I snatch the white thing out of her arms. For all she’s bigger than I am, she has spent her life serving drinks and not hauling loads of lost things.
“A pillow!” I shout. “You traded all my stuff for a pillow!”
I whack her over the head with it and in the shower of feathers, I hear her hit the ground. Everything feels like a dream, and the feathers don’t help. My fingers find the loose stone again and I pull the object from behind it.
Leaving her, and all those memories behind I take the steps three at a time and barge through the door into the tavern.
Chairs whack, smash and topple in my wake; I even grab one and throw it across the room.
“Wow,” some lad says.
Freezing in my tracks, I eye him. He looks about my age, maybe older, but, of course, he is taller.
“Bad day?” he asks.
I grunt at him.
“Do you know where the proprietor is?” He asks, saying proprietor as if he’s not sure the word even exists.
“Who sent you,” I ask.
“Hi, I’m Larkin. A friend, he’s helping me get a job. I kinda, well, see –”
I wave at him impatiently and keep walking towards the front door, toppling every second chair just for good measure.
“You don’t want no job here.”
“Can’t be any worse than my last job, or my da.”
Turning I look him in the eye. “Don’t aim for no worse, go look for something better.”
I push the tavern doors open at the same moment some guy tries to walk in. He’s not a local drunkard – and I’d know – and his gaze lands straight on the lad behind me.
“Get him out of here,” I say. “No one worth employing with here.”

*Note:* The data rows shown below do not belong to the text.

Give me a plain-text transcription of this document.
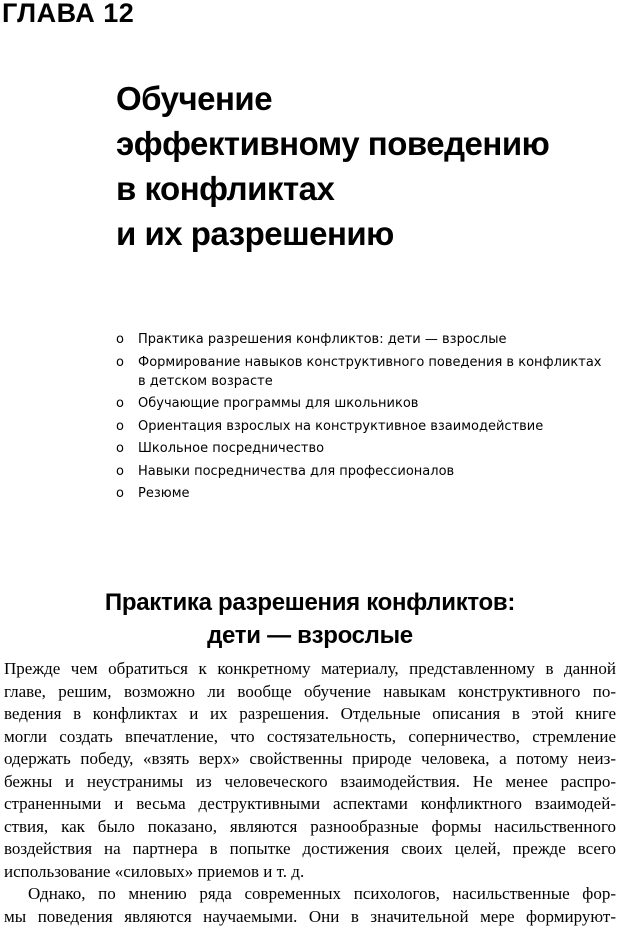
ГЛАВА 12
Обучение
эффективному поведению
в конфликтах
и их разрешению
o Практика разрешения конфликтов: дети — взрослые
o Формирование навыков конструктивного поведения в конфликтах
в детском возрасте
o Обучающие программы для школьников
o Ориентация взрослых на конструктивное взаимодействие
o Школьное посредничество
o Навыки посредничества для профессионалов
o Резюме
Практика разрешения конфликтов:
дети — взрослые
Прежде чем обратиться к конкретному материалу, представленному в данной
главе, решим, возможно ли вообще обучение навыкам конструктивного по-
ведения в конфликтах и их разрешения. Отдельные описания в этой книге
могли создать впечатление, что состязательность, соперничество, стремление
одержать победу, «взять верх» свойственны природе человека, а потому неиз-
бежны и неустранимы из человеческого взаимодействия. Не менее распро-
страненными и весьма деструктивными аспектами конфликтного взаимодей-
ствия, как было показано, являются разнообразные формы насильственного
воздействия на партнера в попытке достижения своих целей, прежде всего
использование «силовых» приемов и т. д.
Однако, по мнению ряда современных психологов, насильственные фор-
мы поведения являются научаемыми. Они в значительной мере формируют-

The man nods, and he has those dark knowing kind of eyes that instantly make me think of magic. Goosebumps rise on my arms. I get moving. It’s almost lunchtime. I can be somewhere with good food by afternoon tea. Fancy that, me thinking about afternoon tea – and I just might get to eat some, too.
“Hunter,” Mercy shouts.
I turn.
She’s standing on the dirt between the cobbled road and the tavern stairs. Her mess of red tangled hair is decorated with feathers.
“Don’t go.”
I shake my head. A new feeling is unsettling my stomach. “Run, Mercy. While you still can,” I shout back at her.
The other guy and the lad are nowhere to be seen. Good.
Pa pushes the door open, his dust coloured eyes full of anger and the stiffness in his shoulders is made up of aggression.
“Mercy, get back to work or you can find somewhere else to sleep tonight. And get those feathers out of your hair.” The door slams shut behind him.
She looks at me, long and sorrowful.
“Take this,” I say, slipping the flask of foul Baren liquor from my shirt. It’s still full – or as full as it was when I found it.
But I don’t need it anymore.
“Why?” she says.
“Buy a new pillow or something.”
She hugs it to her chest, then she does as Pa says.
She’s gone.
A part of me wants to go and get her. Tell her to come with me. But I know she won’t. She has a bed, a bedroom, and a wage – even if they do still treat her like a servant.
She’s safe, in a dismal kind of way, and she has to make up her own mind.